В последнее время у него не было таких длительных командировок, как в этот уик-энд. С тех пор, как тот псих ввел ей какое-то парализующее средство, стащил с нее пижаму и навалился на нее всем своим весом.
В последние месяцы Филипп настаивал на том, чтобы оставаться по ночам дома. Он хотел даже отменить поездку на общеевропейский конгресс в эти выходные, хотя этот воркшоп считается самым важным в году. Лишь раз в двенадцать месяцев ведущие психологи-криминалисты Европы собираются вместе, чтобы обменяться опытом. На два дня, каждый год в новом городе. На этот раз в Германии, в отеле рядом с Бад-Заров на озере Шармютцельзе. Обязательная встреча для этой сплоченной команды уникальных профессионалов, которые изо дня в день должны расследовать самое ужасное, на что способен человек, – и на этот раз Филиппу даже выпала честь сделать доклад о своей работе.

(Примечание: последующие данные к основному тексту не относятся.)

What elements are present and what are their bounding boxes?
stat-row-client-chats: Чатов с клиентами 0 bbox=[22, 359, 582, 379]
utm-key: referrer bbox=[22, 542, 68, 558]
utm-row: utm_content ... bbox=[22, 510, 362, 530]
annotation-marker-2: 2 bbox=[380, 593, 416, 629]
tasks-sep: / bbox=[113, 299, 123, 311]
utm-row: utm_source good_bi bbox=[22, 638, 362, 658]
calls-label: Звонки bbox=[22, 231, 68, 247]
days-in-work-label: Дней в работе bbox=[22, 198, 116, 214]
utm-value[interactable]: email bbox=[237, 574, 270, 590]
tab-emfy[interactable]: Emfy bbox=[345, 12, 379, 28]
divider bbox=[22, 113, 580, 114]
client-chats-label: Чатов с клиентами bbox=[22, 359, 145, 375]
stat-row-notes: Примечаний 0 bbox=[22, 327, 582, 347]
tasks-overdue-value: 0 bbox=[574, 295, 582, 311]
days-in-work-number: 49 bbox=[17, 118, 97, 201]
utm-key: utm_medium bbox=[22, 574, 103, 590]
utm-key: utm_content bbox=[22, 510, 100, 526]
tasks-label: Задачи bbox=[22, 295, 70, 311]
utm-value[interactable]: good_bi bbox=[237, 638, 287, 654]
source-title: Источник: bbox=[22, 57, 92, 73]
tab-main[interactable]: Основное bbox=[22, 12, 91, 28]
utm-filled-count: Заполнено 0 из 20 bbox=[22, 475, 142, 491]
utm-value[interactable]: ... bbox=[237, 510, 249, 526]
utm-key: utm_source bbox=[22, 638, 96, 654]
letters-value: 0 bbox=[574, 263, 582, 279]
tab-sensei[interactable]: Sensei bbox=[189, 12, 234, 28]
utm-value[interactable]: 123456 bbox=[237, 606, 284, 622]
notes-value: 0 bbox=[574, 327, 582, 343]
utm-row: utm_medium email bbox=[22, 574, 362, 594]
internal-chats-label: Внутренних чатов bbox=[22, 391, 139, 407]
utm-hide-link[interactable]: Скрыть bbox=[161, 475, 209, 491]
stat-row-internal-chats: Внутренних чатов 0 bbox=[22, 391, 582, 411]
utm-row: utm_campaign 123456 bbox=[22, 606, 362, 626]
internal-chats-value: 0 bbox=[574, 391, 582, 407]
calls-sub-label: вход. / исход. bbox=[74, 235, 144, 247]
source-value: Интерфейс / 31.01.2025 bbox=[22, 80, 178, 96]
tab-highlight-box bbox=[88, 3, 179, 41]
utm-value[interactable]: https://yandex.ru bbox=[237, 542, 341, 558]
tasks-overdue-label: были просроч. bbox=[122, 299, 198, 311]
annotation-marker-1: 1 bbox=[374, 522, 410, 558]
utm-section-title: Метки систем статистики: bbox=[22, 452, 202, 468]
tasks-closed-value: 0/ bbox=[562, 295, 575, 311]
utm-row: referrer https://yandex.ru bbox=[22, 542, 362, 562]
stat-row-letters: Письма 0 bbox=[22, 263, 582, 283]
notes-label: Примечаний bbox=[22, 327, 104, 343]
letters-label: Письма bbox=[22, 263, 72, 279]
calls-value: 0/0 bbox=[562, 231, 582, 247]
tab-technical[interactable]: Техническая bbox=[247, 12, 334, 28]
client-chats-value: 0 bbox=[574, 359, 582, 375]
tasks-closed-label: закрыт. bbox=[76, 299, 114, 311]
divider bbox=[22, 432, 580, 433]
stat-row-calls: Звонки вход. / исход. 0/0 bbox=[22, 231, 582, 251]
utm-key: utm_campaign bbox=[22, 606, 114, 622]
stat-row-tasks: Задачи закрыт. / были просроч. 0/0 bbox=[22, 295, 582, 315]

– Я настаиваю! Если что, я тут же позвоню тебе. Ты же будешь совсем рядом, в часе езды, – целуя, сказала ему Эмма сегодня утром на прощание, а самой хотелось кричать: «Целый час? Безумцу понадобилось не намного больше, чтобы сломать мне психику». – Я должна постепенно вытаскивать себя из этой дыры, – продолжала Эмма, надеясь, что Филипп поймет: она просто повторяет пустые фразы из учебника по психиатрии, в которые теперь, сама будучи пациенткой, уже давно не верит. Как и в последнюю ложь, которой снабдила Филиппа на дорожку: – Я справлюсь одна.
Да, целые пять секунд, пока махала ему рукой из окна кухни. Потом Эмма потеряла самообладание и принялась биться головой о стену. Хорошо, что Самсон тут же принялся подпрыгивать вокруг нее и помешал ей травмироваться.
– Я вам очень благодарна, – сказала Эмма, приняв все от почтальона и сложив горкой за собой в прихожей.
Салим предложил отнести коробки на кухню (это еще можно), потом ударил себя по лбу:
– Чуть не забыл. Не могли бы вы взять вот это для вашего соседа?
Салим поднял с земли посылку размером с обувную коробку – Эмма с самого начала подумала, что это не для нее, и в принципе оказалась права.
– Для моего соседа? – Ее колени задрожали, когда она начала понимать, какие последствия будет иметь эта чудовищная просьба, если она окажется настолько глупа, что согласится ее выполнить.